Granted, whenever iOS detects the presence of a Persian text string, it makes an attempt to read it using the built-in Arabic TTS engine. Arabic and Persian are similar in some ways. However, Arabic is a Semitic language and Persian is an Indo-Iranian one. The Arabic alphabet has 28 letters but the Persian alphabet has 32. Both are right-to-left languages, but Persian and Arabic speakers can't understand one another at all as their grammars are vastly different. It's like comparing English and French. As such, I've had limited success in using the Arabic TTS engine to read SMS or to type short Persian sentences, but I have to keep guessing for the extra Persian letters not provided by the Arabic alphabet. I've also learned to cope with odd pronunciation differences between the two languages. For more on the differences between the two, you may want to check this page.
And, last but not least, in a positive development iOS 11 provides a dedicated built-in keyboard for Persian; however, even the Arabic TTS engine fails to read Persian letters which are typed via that keyboard, and VoiceOver tends to say, "Unpronounceable comma," with each key press on that keyboard. So I have to stick to the Arabic keyboard and type the extra Persian letters via painful long presses.

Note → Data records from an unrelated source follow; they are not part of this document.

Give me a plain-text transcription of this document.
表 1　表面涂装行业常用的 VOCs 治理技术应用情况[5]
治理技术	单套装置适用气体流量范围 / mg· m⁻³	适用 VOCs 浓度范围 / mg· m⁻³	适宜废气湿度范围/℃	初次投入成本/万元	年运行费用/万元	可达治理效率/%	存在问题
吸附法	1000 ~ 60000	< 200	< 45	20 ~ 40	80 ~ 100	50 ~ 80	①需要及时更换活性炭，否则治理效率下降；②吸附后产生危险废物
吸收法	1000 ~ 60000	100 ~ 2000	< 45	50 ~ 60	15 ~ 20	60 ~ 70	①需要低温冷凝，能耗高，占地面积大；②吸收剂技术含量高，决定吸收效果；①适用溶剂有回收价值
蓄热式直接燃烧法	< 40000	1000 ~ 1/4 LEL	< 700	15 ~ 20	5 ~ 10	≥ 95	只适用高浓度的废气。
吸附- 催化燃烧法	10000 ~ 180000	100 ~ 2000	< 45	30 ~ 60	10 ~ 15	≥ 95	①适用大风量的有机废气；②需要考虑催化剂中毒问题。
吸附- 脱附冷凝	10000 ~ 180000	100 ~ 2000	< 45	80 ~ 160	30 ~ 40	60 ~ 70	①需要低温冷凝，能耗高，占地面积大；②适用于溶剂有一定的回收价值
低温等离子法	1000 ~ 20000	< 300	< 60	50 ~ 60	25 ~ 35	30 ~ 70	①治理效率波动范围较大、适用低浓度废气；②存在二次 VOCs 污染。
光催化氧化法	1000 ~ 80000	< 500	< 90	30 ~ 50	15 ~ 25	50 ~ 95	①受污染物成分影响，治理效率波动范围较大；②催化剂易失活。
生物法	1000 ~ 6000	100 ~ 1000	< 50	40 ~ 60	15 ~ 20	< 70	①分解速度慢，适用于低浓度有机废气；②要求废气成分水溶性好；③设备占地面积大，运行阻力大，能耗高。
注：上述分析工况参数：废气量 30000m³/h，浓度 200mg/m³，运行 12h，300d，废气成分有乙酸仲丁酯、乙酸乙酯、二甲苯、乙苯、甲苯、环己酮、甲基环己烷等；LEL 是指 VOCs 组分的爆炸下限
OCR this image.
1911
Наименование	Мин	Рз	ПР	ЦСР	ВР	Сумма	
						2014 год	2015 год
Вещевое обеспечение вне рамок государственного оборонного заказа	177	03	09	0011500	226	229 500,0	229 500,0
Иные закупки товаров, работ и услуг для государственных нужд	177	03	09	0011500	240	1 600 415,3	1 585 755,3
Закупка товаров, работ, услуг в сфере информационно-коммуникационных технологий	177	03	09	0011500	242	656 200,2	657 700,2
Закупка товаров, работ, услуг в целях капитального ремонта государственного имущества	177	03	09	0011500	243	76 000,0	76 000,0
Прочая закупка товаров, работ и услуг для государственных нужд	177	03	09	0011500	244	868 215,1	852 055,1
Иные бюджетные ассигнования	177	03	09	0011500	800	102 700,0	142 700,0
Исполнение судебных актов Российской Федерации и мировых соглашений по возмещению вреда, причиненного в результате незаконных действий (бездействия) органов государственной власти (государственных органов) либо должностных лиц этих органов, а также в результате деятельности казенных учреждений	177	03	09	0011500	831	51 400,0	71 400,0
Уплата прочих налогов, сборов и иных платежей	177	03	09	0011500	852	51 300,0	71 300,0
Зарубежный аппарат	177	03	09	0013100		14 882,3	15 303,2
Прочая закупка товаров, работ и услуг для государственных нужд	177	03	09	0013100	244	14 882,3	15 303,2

To put it in a nutshell, the extremely limited Persian support means iDevices cannot be used as productivity tools, and that's why I won't purchase an iPad as long as Persian speech output is not supported.
What Apple can do to amend the abysmal situation?
As a company which has genuinely endorsed accessibility in whatever it does, Apple can take some steps to remedy the inadequacies I mentioned.
Apple can provide a built-in voice/TTS engine for Persian. However, given the lack of TTS engines for so many languages and considering the fact that Nuance, the major provider of voices to Apple, doesn't have a Persian TTS at the moment (according to my knowledge of the matter), such a solution might not be feasible. So a better solution should be sought -- something which can take care of the issue for more unsupported languages
As such, I suggest that Apple add a TTS API for developers or companies that want to have their TTS engines operate as the global engine on iOS. This can be similar to the API for custom keyboards, the SiriKit, or the CallKit.
Imagine being able to install third-party TTS engines such as Acapela or NeoSpeech VoiceText on your iDevice in the future. This will benefit even those whose languages are supported by various iOS voices as the presence of more TTS engines and third-party developers means more options for users.
It was more than three years ago that another Iranian iDevice owner petitioned Apple on AppleVis either for the inclusion of a Persian TTS in iOS or for opening the TTS API to developers. Those requests hit a snag and iOS 8 was later released with zero Persian improvements. I'm wondering if iOS 12 can make iDevices accessible to tens of thousands of visually impaired Iranians, and to an estimated 110 million Persian speakers in Iran and the Middle East.
In closing, if you also happen to be an iDevice owner without iOS supporting your mother tongue, how do you go about your daily tasks? Have you written to Apple about the problem? If so, have you received any replies? Or have you considered switching to Android, or have you committed the switch, because of the language barrier? How do you think Apple can take care of the issue?